Considering the fourth option which is $7!-1$.
We can write the value of $7!$ as
$\begin{align}
  & \Rightarrow 7!=7\times 6\times 5\times 4\times 3\times 2\times 1 \\
 & \Rightarrow 7!=5040 \\
\end{align}$
Hence the value of $7!-1$ will be
$\begin{align}
  & \Rightarrow 7!-1=5040-1 \\
 & \Rightarrow 7!-1=5039 \\
\end{align}$
We can write the factors of $5039$ as $1$, $5039$. From the factors of $5039$, we can say that the value $7!-1$ is a prime number.
Considering the fifth option which is $7!+11$.
We have calculated the value of $7!$ as $5040$, hence the value of $7!+11$ will be
$\begin{align}
  & \Rightarrow 7!+11=5040+11 \\
 & \Rightarrow 7!+11=5051 \\
\end{align}$
We can write the factors of $5051$ as $1$, $5051$. From the factors of $5051$, we can say that the value $7!+11$ is a prime number.
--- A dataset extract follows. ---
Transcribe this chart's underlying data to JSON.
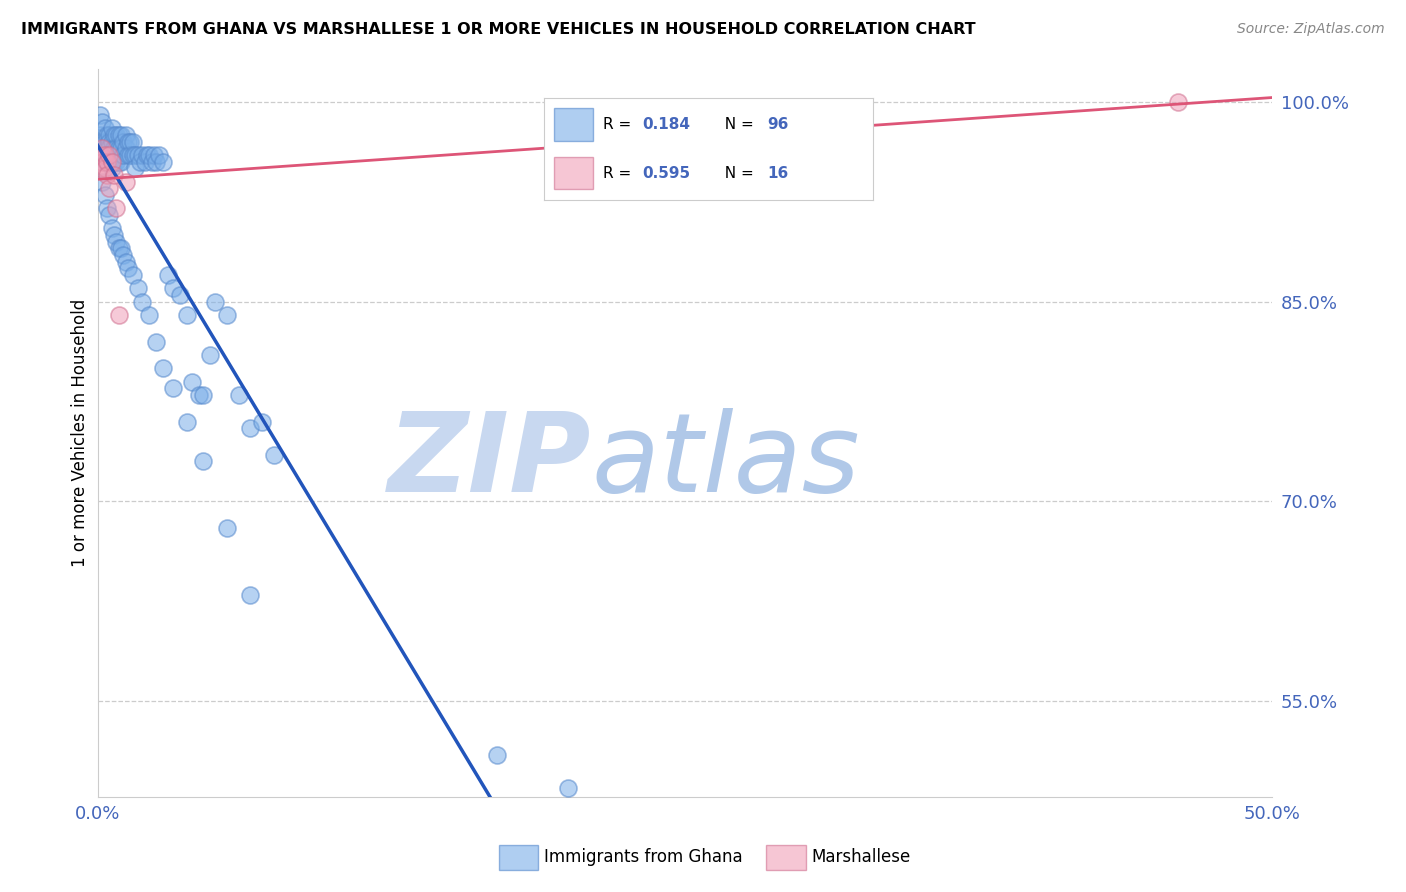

Hence from all the values of options we can conclude that the value of the second option which is $6!-21$ not a prime number.

Note: For this problem we have got our result at the second option only. But in some cases, we don’t get the required result up to the last option. So, we need to check for each option even if we get the required result at the earliest options.